Lijnden
Dutch edit
Alternative forms edit
- (Gelderland) Lienden (dialect form)
Etymology edit
- (Noord-Holland) Attested as Stoomgemaal-de-Lijnden in 1867. Named after a steam-powered pumphouse named in turn after engineer Frans Godert baron van Lynden van Hemmen. See Linden.

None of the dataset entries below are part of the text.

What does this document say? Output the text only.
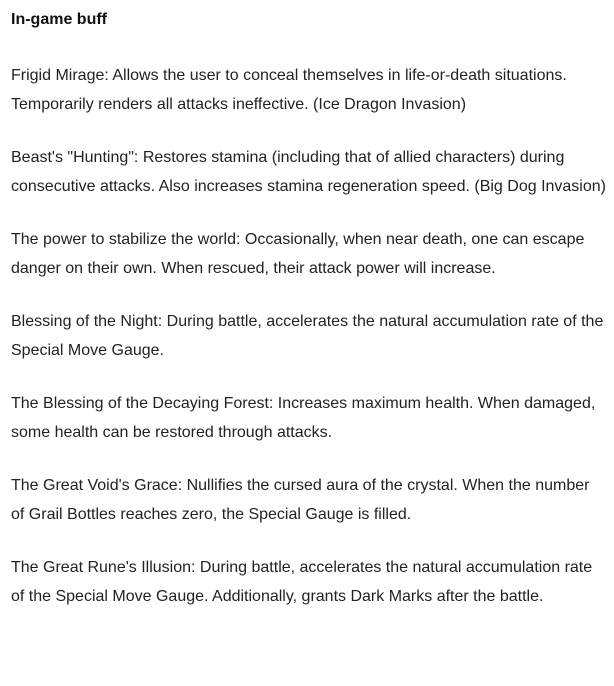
In-game buff

Frigid Mirage: Allows the user to conceal themselves in life-or-death situations. Temporarily renders all attacks ineffective. (Ice Dragon Invasion)

Beast's "Hunting": Restores stamina (including that of allied characters) during consecutive attacks. Also increases stamina regeneration speed. (Big Dog Invasion)

The power to stabilize the world: Occasionally, when near death, one can escape danger on their own. When rescued, their attack power will increase.

Blessing of the Night: During battle, accelerates the natural accumulation rate of the Special Move Gauge.

The Blessing of the Decaying Forest: Increases maximum health. When damaged, some health can be restored through attacks.

The Great Void's Grace: Nullifies the cursed aura of the crystal. When the number of Grail Bottles reaches zero, the Special Gauge is filled.

The Great Rune's Illusion: During battle, accelerates the natural accumulation rate of the Special Move Gauge. Additionally, grants Dark Marks after the battle.
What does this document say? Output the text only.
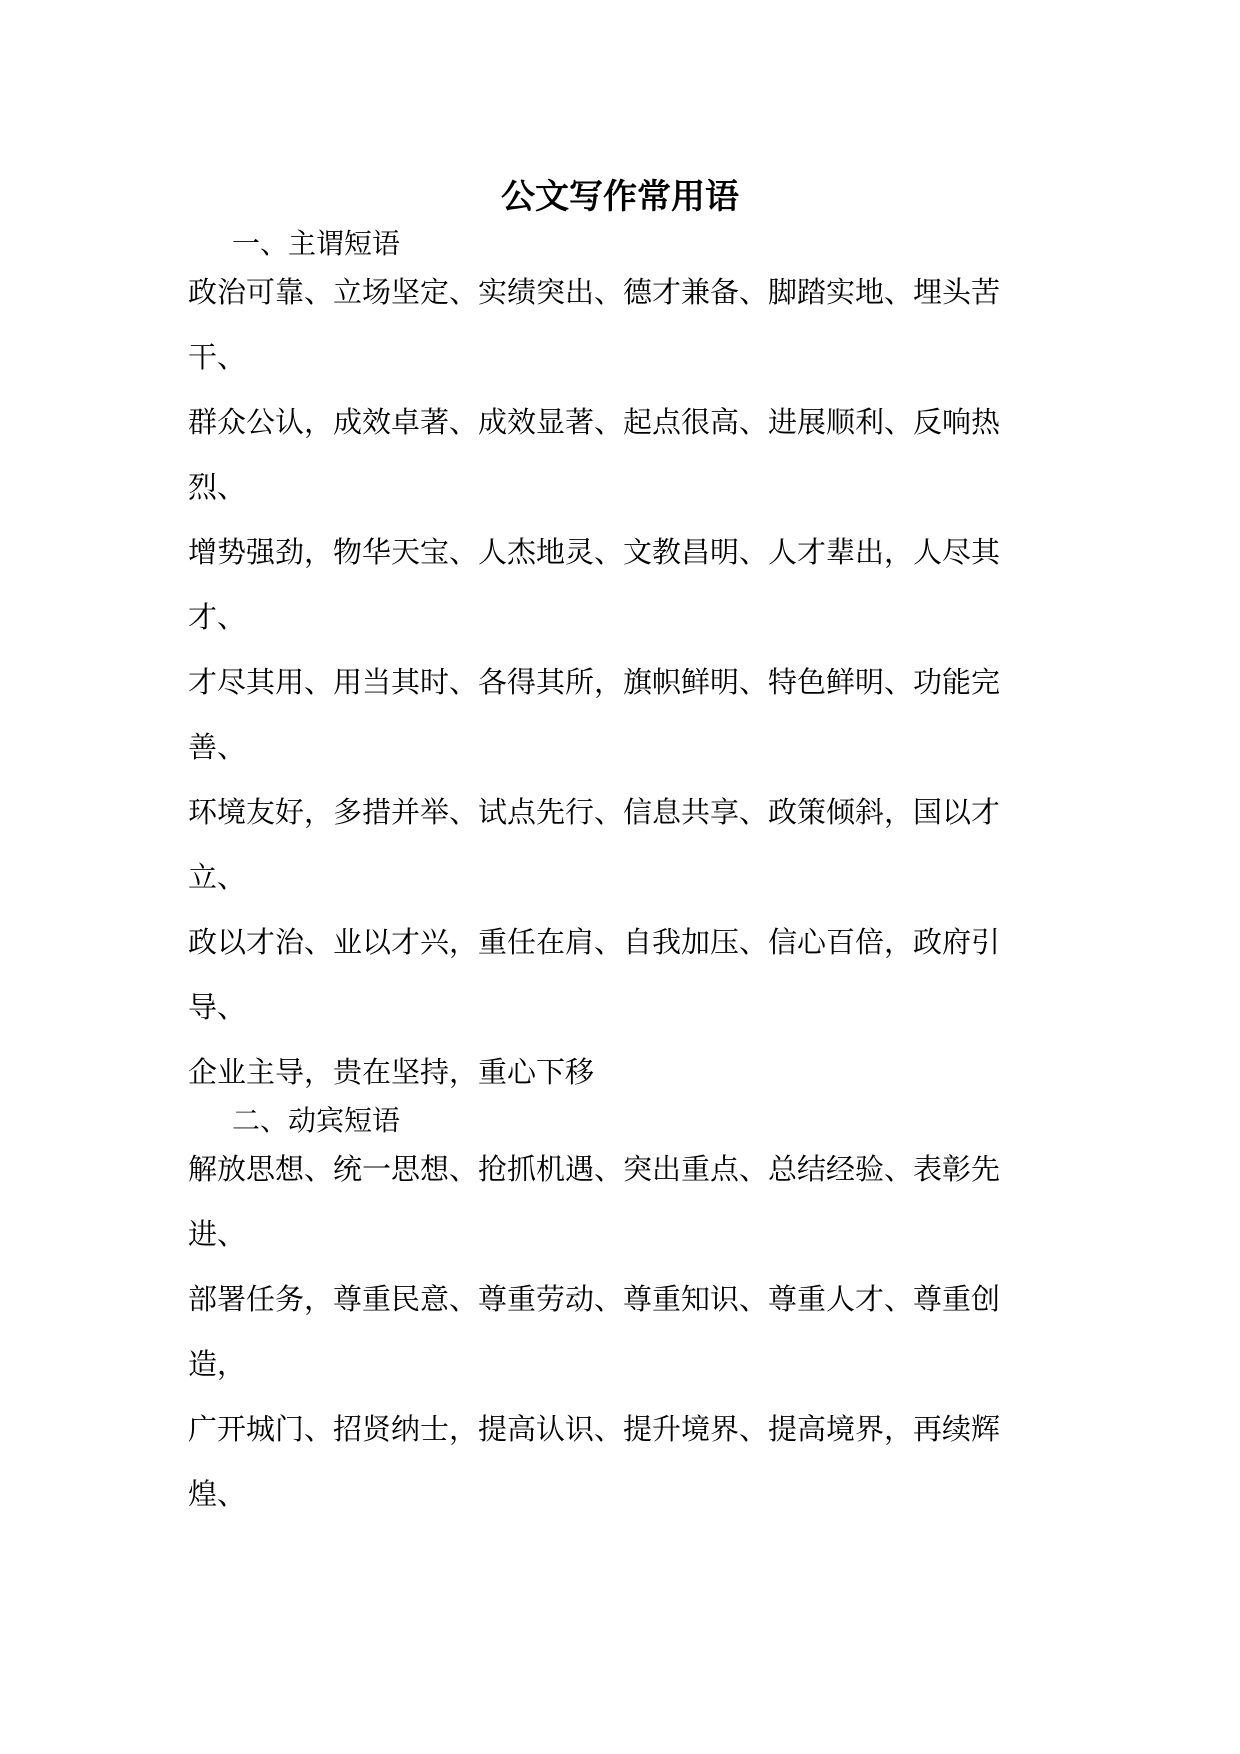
公文写作常用语

一、主谓短语

政治可靠、立场坚定、实绩突出、德才兼备、脚踏实地、埋头苦

干、

群众公认，成效卓著、成效显著、起点很高、进展顺利、反响热

烈、

增势强劲，物华天宝、人杰地灵、文教昌明、人才辈出，人尽其

才、

才尽其用、用当其时、各得其所，旗帜鲜明、特色鲜明、功能完

善、

环境友好，多措并举、试点先行、信息共享、政策倾斜，国以才

立、

政以才治、业以才兴，重任在肩、自我加压、信心百倍，政府引

导、

企业主导，贵在坚持，重心下移

二、动宾短语

解放思想、统一思想、抢抓机遇、突出重点、总结经验、表彰先

进、

部署任务，尊重民意、尊重劳动、尊重知识、尊重人才、尊重创

造，

广开城门、招贤纳士，提高认识、提升境界、提高境界，再续辉

煌、
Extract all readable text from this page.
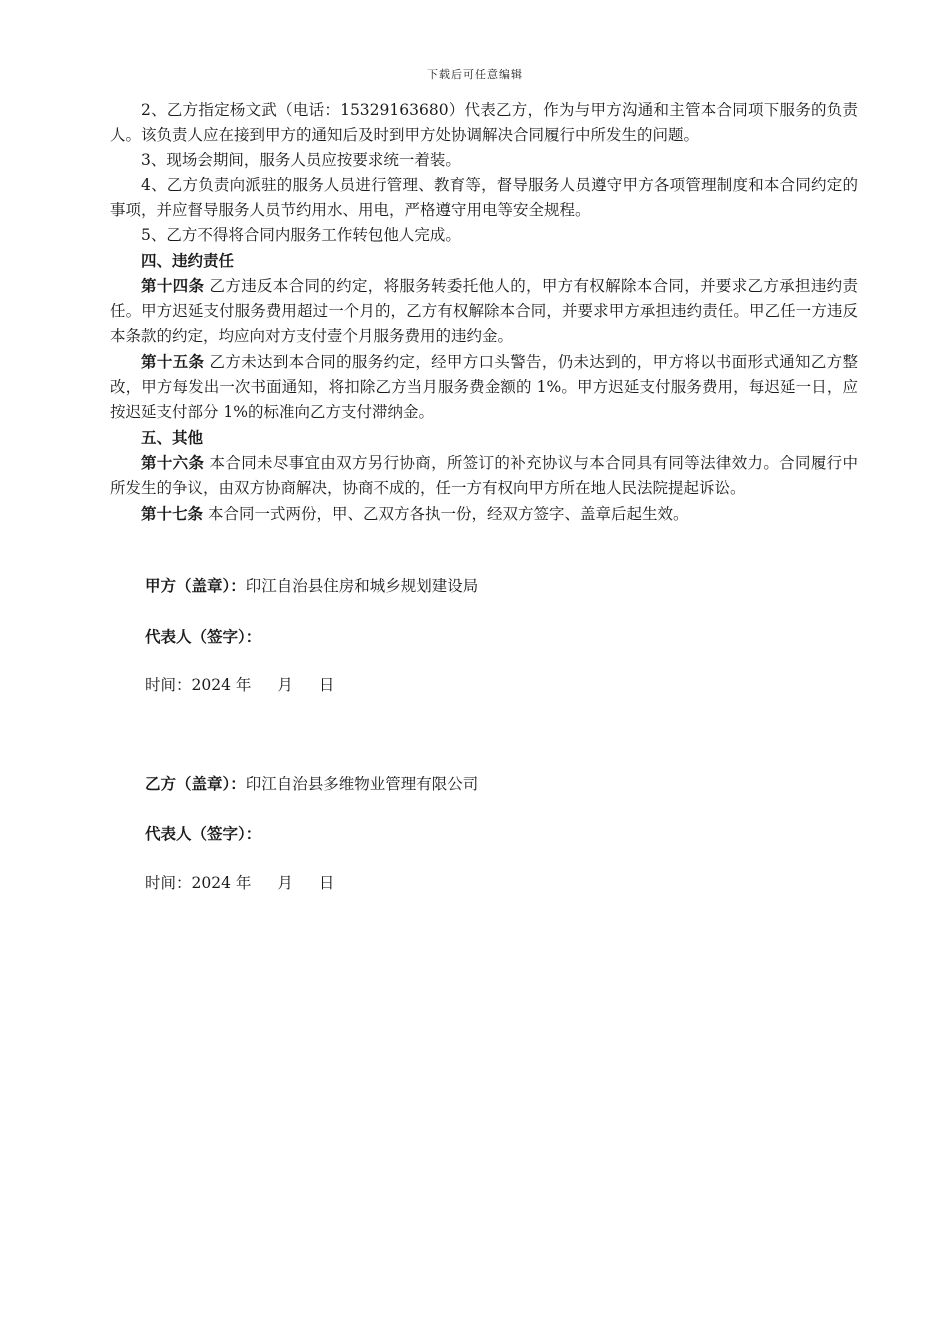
下载后可任意编辑

2、乙方指定杨文武（电话：15329163680）代表乙方，作为与甲方沟通和主管本合同项下服务的负责人。该负责人应在接到甲方的通知后及时到甲方处协调解决合同履行中所发生的问题。

3、现场会期间，服务人员应按要求统一着装。

4、乙方负责向派驻的服务人员进行管理、教育等，督导服务人员遵守甲方各项管理制度和本合同约定的事项，并应督导服务人员节约用水、用电，严格遵守用电等安全规程。

5、乙方不得将合同内服务工作转包他人完成。

四、违约责任

第十四条 乙方违反本合同的约定，将服务转委托他人的，甲方有权解除本合同，并要求乙方承担违约责任。甲方迟延支付服务费用超过一个月的，乙方有权解除本合同，并要求甲方承担违约责任。甲乙任一方违反本条款的约定，均应向对方支付壹个月服务费用的违约金。

第十五条 乙方未达到本合同的服务约定，经甲方口头警告，仍未达到的，甲方将以书面形式通知乙方整改，甲方每发出一次书面通知，将扣除乙方当月服务费金额的 1%。甲方迟延支付服务费用，每迟延一日，应按迟延支付部分 1%的标准向乙方支付滞纳金。

五、其他

第十六条 本合同未尽事宜由双方另行协商，所签订的补充协议与本合同具有同等法律效力。合同履行中所发生的争议，由双方协商解决，协商不成的，任一方有权向甲方所在地人民法院提起诉讼。

第十七条 本合同一式两份，甲、乙双方各执一份，经双方签字、盖章后起生效。

甲方（盖章）：印江自治县住房和城乡规划建设局
代表人（签字）：
时间：2024 年 月 日
乙方（盖章）：印江自治县多维物业管理有限公司
代表人（签字）：
时间：2024 年 月 日
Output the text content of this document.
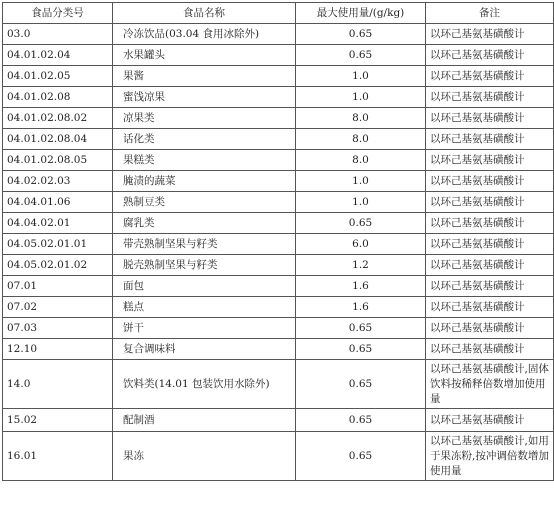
食品分类号	食品名称	最大使用量/(g/kg)	备注
03.0	冷冻饮品(03.04 食用冰除外)	0.65	以环己基氨基磺酸计
04.01.02.04	水果罐头	0.65	以环己基氨基磺酸计
04.01.02.05	果酱	1.0	以环己基氨基磺酸计
04.01.02.08	蜜饯凉果	1.0	以环己基氨基磺酸计
04.01.02.08.02	凉果类	8.0	以环己基氨基磺酸计
04.01.02.08.04	话化类	8.0	以环己基氨基磺酸计
04.01.02.08.05	果糕类	8.0	以环己基氨基磺酸计
04.02.02.03	腌渍的蔬菜	1.0	以环己基氨基磺酸计
04.04.01.06	熟制豆类	1.0	以环己基氨基磺酸计
04.04.02.01	腐乳类	0.65	以环己基氨基磺酸计
04.05.02.01.01	带壳熟制坚果与籽类	6.0	以环己基氨基磺酸计
04.05.02.01.02	脱壳熟制坚果与籽类	1.2	以环己基氨基磺酸计
07.01	面包	1.6	以环己基氨基磺酸计
07.02	糕点	1.6	以环己基氨基磺酸计
07.03	饼干	0.65	以环己基氨基磺酸计
12.10	复合调味料	0.65	以环己基氨基磺酸计
14.0	饮料类(14.01 包装饮用水除外)	0.65	以环己基氨基磺酸计,固体饮料按稀释倍数增加使用量
15.02	配制酒	0.65	以环己基氨基磺酸计
16.01	果冻	0.65	以环己基氨基磺酸计,如用于果冻粉,按冲调倍数增加使用量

- (Gelderland) First attested as de lino in the 11th century. Etymology uncertain. Potentially derived from Latin linum (“flax, Linum usitatissimum”), Proto-Germanic *līną (“flax, Linum usitatissimum”) or Middle Dutch lijn (“rope”). An alternative possibility is a derivation from Proto-Germanic *hlîn- (“Norway maple, Acer platanoides”) (see Old Norse hlynr). Finally, a reinterpretation of older forms of the name might have given rise to a derivation from Middle Dutch lijnde (“rope, rope used to demarcate property lines”) or dialectal liende (“linden, Tilia sp.”) (see linde).
Compare Lienden, Linden, Linne and Linschoten.
Pronunciation edit
Proper noun edit
Lijnden n
- A village in Haarlemmermeer, Noord-Holland, Netherlands.
- A hamlet in Overbetuwe, Gelderland, Netherlands.